Por otra parte, lo grave, y muy relevante, es que se puede incurrir, en esa generalización, en absolutos absurdos e inconsecuencias jurídicas varias. Por ejemplo, si siempre que una mujer sea víctima de cualquier forma de violencia por parte de un varón, ello implica un acto de “violencia machista” (a los efectos de la Ley Orgánica referida y su protección penal, y su régimen procesal singular), una bofetada a una agente femenina de la Guardia Civil, en una manifestación, debería ser considerado, por esas mentes preclaras que defienden estos postulados, como una suerte de“atentado machista”, digno de un reproche diverso al ordinario, y de instruirse por el Juzgado de Violencia sobre la Mujer. Porque, si hacemos una diferenciación será para dar un tratamiento jurídico diverso, ¿o no? Las disquisiciones sin efecto alguno son inútiles y no aprovechan más que a la confusión.

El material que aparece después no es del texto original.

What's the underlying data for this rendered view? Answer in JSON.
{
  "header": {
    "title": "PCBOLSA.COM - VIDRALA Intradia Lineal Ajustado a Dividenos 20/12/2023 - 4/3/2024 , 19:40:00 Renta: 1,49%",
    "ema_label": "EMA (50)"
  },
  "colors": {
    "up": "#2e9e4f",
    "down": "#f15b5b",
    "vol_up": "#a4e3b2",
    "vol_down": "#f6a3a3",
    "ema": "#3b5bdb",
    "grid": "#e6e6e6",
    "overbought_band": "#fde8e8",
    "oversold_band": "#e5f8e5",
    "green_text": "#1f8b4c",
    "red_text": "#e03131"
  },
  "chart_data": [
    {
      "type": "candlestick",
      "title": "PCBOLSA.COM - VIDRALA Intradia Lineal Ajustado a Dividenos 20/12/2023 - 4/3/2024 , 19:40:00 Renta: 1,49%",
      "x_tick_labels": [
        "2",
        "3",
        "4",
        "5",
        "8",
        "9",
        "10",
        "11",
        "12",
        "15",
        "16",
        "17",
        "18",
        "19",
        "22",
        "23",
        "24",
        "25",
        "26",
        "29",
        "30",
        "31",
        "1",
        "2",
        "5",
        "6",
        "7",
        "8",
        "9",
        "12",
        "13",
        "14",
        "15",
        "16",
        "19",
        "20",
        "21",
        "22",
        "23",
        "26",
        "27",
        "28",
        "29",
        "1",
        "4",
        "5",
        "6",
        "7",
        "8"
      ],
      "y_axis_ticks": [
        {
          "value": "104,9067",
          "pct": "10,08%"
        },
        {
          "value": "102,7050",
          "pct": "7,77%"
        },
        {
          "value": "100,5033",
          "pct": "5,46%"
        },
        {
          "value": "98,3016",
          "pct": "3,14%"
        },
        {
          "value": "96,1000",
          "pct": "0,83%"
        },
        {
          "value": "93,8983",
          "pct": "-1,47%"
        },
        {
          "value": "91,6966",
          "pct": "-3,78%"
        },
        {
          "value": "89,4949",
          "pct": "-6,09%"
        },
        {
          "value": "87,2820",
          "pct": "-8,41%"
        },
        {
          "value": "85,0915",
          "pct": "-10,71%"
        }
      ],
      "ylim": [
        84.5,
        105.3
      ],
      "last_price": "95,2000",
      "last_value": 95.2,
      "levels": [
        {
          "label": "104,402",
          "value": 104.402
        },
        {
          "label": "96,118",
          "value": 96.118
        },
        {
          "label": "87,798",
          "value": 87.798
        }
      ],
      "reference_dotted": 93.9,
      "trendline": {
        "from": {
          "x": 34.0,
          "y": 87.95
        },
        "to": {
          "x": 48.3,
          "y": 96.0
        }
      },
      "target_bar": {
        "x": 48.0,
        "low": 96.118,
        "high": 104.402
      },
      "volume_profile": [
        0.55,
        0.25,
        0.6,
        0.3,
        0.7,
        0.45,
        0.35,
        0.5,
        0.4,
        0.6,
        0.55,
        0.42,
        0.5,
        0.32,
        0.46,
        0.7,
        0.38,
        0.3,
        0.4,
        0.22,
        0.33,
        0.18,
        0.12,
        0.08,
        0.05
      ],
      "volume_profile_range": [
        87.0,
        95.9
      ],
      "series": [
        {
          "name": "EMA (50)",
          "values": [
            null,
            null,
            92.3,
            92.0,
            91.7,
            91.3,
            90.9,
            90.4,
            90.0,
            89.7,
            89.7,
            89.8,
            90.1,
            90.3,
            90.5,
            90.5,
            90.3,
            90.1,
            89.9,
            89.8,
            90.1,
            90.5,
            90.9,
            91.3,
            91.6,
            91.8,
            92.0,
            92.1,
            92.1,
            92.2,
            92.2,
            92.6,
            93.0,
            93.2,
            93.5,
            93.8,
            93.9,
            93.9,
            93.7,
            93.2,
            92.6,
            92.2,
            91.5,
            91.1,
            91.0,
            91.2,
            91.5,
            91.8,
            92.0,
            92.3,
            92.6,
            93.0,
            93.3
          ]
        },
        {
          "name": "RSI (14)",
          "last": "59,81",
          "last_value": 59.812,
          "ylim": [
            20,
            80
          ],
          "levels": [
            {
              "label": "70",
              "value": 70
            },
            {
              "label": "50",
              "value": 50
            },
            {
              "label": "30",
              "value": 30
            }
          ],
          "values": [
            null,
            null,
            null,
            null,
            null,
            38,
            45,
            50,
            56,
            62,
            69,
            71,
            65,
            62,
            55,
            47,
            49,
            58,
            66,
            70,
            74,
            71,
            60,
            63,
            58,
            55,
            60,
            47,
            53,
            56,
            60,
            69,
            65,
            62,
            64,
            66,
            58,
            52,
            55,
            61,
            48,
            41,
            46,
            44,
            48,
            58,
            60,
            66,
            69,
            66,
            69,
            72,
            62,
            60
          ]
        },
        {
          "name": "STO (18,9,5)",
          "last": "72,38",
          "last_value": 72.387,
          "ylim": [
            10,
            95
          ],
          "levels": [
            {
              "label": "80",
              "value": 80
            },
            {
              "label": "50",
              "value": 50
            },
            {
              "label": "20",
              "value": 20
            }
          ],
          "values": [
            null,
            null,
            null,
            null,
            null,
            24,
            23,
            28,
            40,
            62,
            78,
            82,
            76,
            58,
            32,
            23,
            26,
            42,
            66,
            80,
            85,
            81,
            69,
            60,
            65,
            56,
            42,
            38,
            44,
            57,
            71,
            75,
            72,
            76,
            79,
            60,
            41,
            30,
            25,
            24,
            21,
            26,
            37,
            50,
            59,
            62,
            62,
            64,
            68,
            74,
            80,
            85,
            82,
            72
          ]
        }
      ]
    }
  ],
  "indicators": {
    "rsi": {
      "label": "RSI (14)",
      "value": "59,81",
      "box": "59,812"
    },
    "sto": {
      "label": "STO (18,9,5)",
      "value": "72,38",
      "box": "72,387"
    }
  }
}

Por ello, para quienes opten por este galimatías, lo lógico sería, entiendo, bien crear tipos cualificados cuando la víctima de violencia sea mujer, por el mero hecho de serlo (lo que es, a priori, contrario al art. 14 de la Constitución); o bien, hacer una mala interpretación de la circunstancia agravante del art. 22.4 del Código Penal, aplicándola a todo acto contra la mujer de cariz violento ejercido por un hombre, lo que sería contrario al principio de legalidad penal, ya que ese precepto exige la motivación discriminatoria; es decir, que se le mate o agreda por ser mujer y no por otra razón. En suma, callejones sin salida intectual y jurídica.

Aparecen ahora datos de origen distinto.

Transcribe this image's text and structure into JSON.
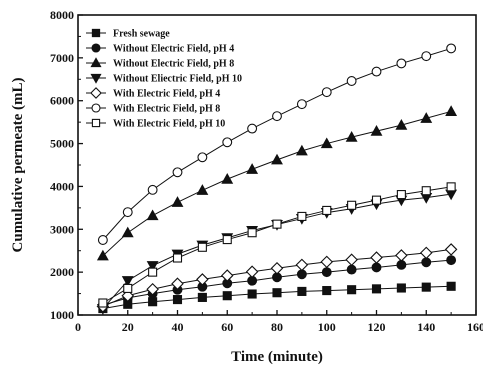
{
  "chart_data": {
    "type": "line",
    "xlabel": "Time (minute)",
    "ylabel": "Cumulative permeate (mL)",
    "xlim": [
      0,
      160
    ],
    "ylim": [
      1000,
      8000
    ],
    "xticks": [
      "0",
      "20",
      "40",
      "60",
      "80",
      "100",
      "120",
      "140",
      "160"
    ],
    "yticks": [
      "1000",
      "2000",
      "3000",
      "4000",
      "5000",
      "6000",
      "7000",
      "8000"
    ],
    "grid": false,
    "legend_position": "top-left",
    "x": [
      10,
      20,
      30,
      40,
      50,
      60,
      70,
      80,
      90,
      100,
      110,
      120,
      130,
      140,
      150
    ],
    "series": [
      {
        "name": "Fresh sewage",
        "marker": "square-filled",
        "values": [
          1150,
          1250,
          1310,
          1360,
          1410,
          1450,
          1490,
          1520,
          1550,
          1570,
          1590,
          1610,
          1630,
          1650,
          1670
        ]
      },
      {
        "name": "Without Electric Field, pH 4",
        "marker": "circle-filled",
        "values": [
          1230,
          1400,
          1500,
          1590,
          1660,
          1740,
          1800,
          1880,
          1950,
          2000,
          2060,
          2110,
          2170,
          2230,
          2280
        ]
      },
      {
        "name": "Without Electric Field, pH 8",
        "marker": "triangle-up-filled",
        "values": [
          2380,
          2920,
          3320,
          3630,
          3910,
          4170,
          4400,
          4620,
          4830,
          5000,
          5150,
          5290,
          5430,
          5590,
          5750
        ]
      },
      {
        "name": "Without Eliectric Field, pH 10",
        "marker": "triangle-down-filled",
        "values": [
          1150,
          1800,
          2150,
          2420,
          2630,
          2800,
          2970,
          3110,
          3250,
          3390,
          3480,
          3590,
          3680,
          3740,
          3820
        ]
      },
      {
        "name": "With Electric Field, pH 4",
        "marker": "diamond-open",
        "values": [
          1200,
          1450,
          1600,
          1730,
          1830,
          1920,
          2010,
          2090,
          2170,
          2240,
          2290,
          2340,
          2390,
          2450,
          2530
        ]
      },
      {
        "name": "With Electric Field, pH 8",
        "marker": "circle-open",
        "values": [
          2750,
          3400,
          3920,
          4330,
          4680,
          5030,
          5350,
          5640,
          5920,
          6200,
          6460,
          6680,
          6870,
          7040,
          7220
        ]
      },
      {
        "name": "With Electric Field, pH 10",
        "marker": "square-open",
        "values": [
          1280,
          1620,
          2000,
          2330,
          2580,
          2760,
          2920,
          3120,
          3300,
          3440,
          3560,
          3680,
          3810,
          3900,
          3990
        ]
      }
    ]
  }
}
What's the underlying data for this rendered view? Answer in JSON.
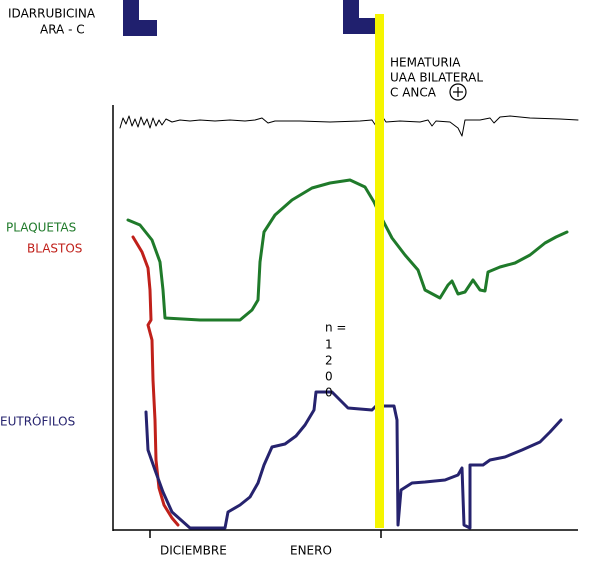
{
  "treatment": {
    "drug_1": "IDARRUBICINA",
    "drug_2": "ARA - C"
  },
  "event": {
    "line_1": "HEMATURIA",
    "line_2": "UAA BILATERAL",
    "line_3": "C ANCA"
  },
  "series_labels": {
    "platelets": "PLAQUETAS",
    "blasts": "BLASTOS",
    "neutrophils": "EUTRÓFILOS"
  },
  "annotation": {
    "lines": [
      "n =",
      "1",
      "2",
      "0",
      "0"
    ]
  },
  "months": [
    "DICIEMBRE",
    "ENERO"
  ]
}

El relativismo trae consigo terribles consecuencias, y el populismo en el Derecho penal, más aún. Lo cierto es que debería llevar a la profunda reflexión de las autoridades competentes cómo las medidas adoptadas en el campo de violencia sobre la mujer no están fructificando ni en un radical detrimento del número de víctimas mortales, ni de agresiones ni de denuncias y procesos. Es decir: no se está dando con la clave. Plantear como solución ampliar el concepto no sólo pervierte el mismo, sino que va a desnudar de salvaguardia los supuestos genuinos de violencia sobre la mujer, en el ámbito que está establecido por la Ley hasta la fecha, para expandirla a los límites del absurdo. Como en la Medicina, debemos buscar cada día medicamentos más específicos, no acudir al “amplio espectro” como panacea.

El crimen de Diana no necesita el adjetivo machista (en el plano jurídico de esa clase de violencia) para ser abyecto, condenable y censurable de todo punto. Estos impulsos de fragor normativo a la luz de un crimen, son y serán siempre, un ejercicio de irresponsabilidad y demagogia que, cuando alcanza a los poderes del Estado, tiene catastróficas consecuencias, en forma de modificaciones legislativas y aplicaciones e interpretaciones que, en vez de pensarse, se sangran y sienten, que nacen del estómago y no del cerebro.